One way to think of this, and this is actually how Hamming set it up, was he actually arranged the parity bits and the data bits a little differently down that code word. He had parity bit 1 in the first position, parity bit 2 in the second position, parity bit 3 in the fourth position. If you had a long code word, the next one would be in the eighth position.
So it's 2 to the 0, 2 to the 1, 2 to the 2, 2 to the 3, and so on. So those are the positions in which he puts the parity bits. Everywhere else are the data bits.
And then the data bits that feed into parity P1 or parity relation P1 are the data bits and positions that end with a 1. OK. So if the positions end with the 1, you stick them in the coverage of this parity relationship, so D1, D2, not D3, but D4. For P2, similarly, the parity relation P2 includes the data bits that have a 1 in their second position, so D1, not D2, yes D3, and yes D4.
OK. So the nice thing about that is that, when you get a particular pattern of errors, it actually leads you exactly to the right position in the code word. So I don't want to actually spend a lot of time here. I want you to look at that separately. But just to go over the process, here's what happens.
We know that parity bit P1 was D1 plus D2 plus D4. So we know that this parity relationship was satisfied at the transmitting end. By the time you receive all of this, all of it might have been corrupted. That's why I put a little primes next to these.
Not all of them, but one of them may have been. We're limiting ourselves to a single-error correction, OK? So the D1 prime may not be D1 because of an error.

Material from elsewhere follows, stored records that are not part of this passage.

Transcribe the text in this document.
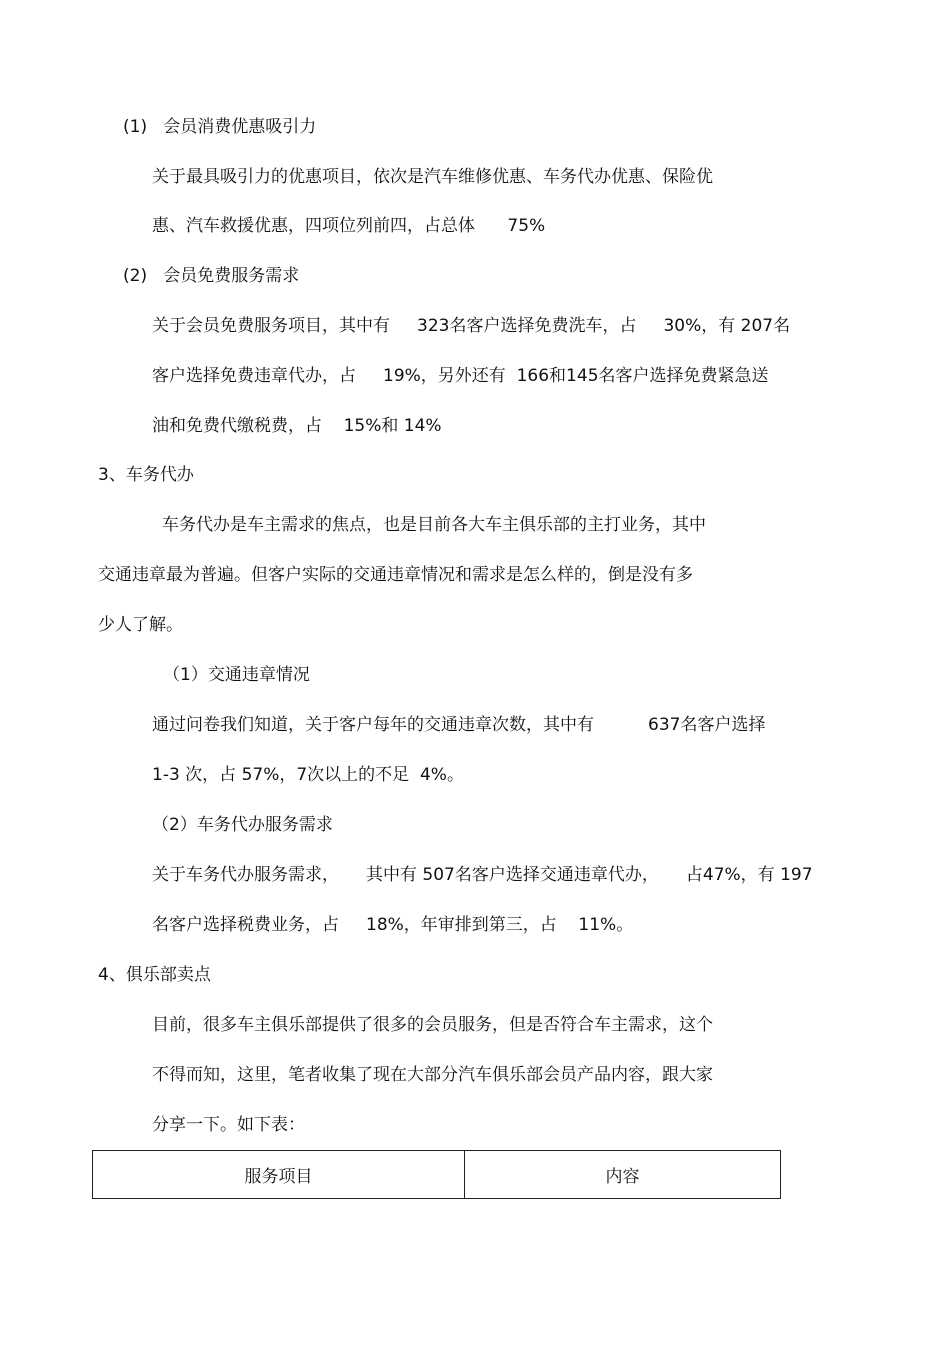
(1)   会员消费优惠吸引力
关于最具吸引力的优惠项目，依次是汽车维修优惠、车务代办优惠、保险优
惠、汽车救援优惠，四项位列前四，占总体      75%
(2)   会员免费服务需求
关于会员免费服务项目，其中有     323名客户选择免费洗车，占     30%，有 207名
客户选择免费违章代办，占     19%，另外还有  166和145名客户选择免费紧急送
油和免费代缴税费，占    15%和 14%
3、车务代办
车务代办是车主需求的焦点，也是目前各大车主俱乐部的主打业务，其中
交通违章最为普遍。但客户实际的交通违章情况和需求是怎么样的，倒是没有多
少人了解。
（1）交通违章情况
通过问卷我们知道，关于客户每年的交通违章次数，其中有          637名客户选择
1-3 次，占 57%，7次以上的不足  4%。
（2）车务代办服务需求
关于车务代办服务需求，     其中有 507名客户选择交通违章代办，     占47%，有 197
名客户选择税费业务，占     18%，年审排到第三，占    11%。
4、俱乐部卖点
目前，很多车主俱乐部提供了很多的会员服务，但是否符合车主需求，这个
不得而知，这里，笔者收集了现在大部分汽车俱乐部会员产品内容，跟大家
分享一下。如下表：
服务项目	内容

So what you do is you compute these so-called syndrome bits. If there were no errors, then E1 should be 0, E2 should be 0, E3 should be 0 because that's how it was on the other end. If there's a single error in one of the bits covered by the appropriate relationship, you're going to get the associated syndrome bit going to 1.
So you compute these syndromes and then line them up as a binary number. And it turns out that, depending on the pattern of the syndromes, it'll tell you exactly the position and the code word in which there's an error. So it's kind of cute and powerful.
You can correct up to t errors. And there's a natural relationship that extends from this. I wanted to make one final point, which is that these error correcting codes occur all over the place, not just in the setting of binary.
And one thing you might try and DO if you're carrying a textbook with you, look at the ISBN number. The ISBN number is a 10 digit number x1 up to x10. And it turns out that 1 times x1 plus 2 times x2 plus 10 times x10 is going to be 0 modulo 11.
So try that out on the ISBN number of any book you're carrying. What you'll see is that this is a parity relationship that guards against errors in any single ISBN number or a transposition of two, which turn out to be the two most natural errors. OK. Look for parity relations in other places.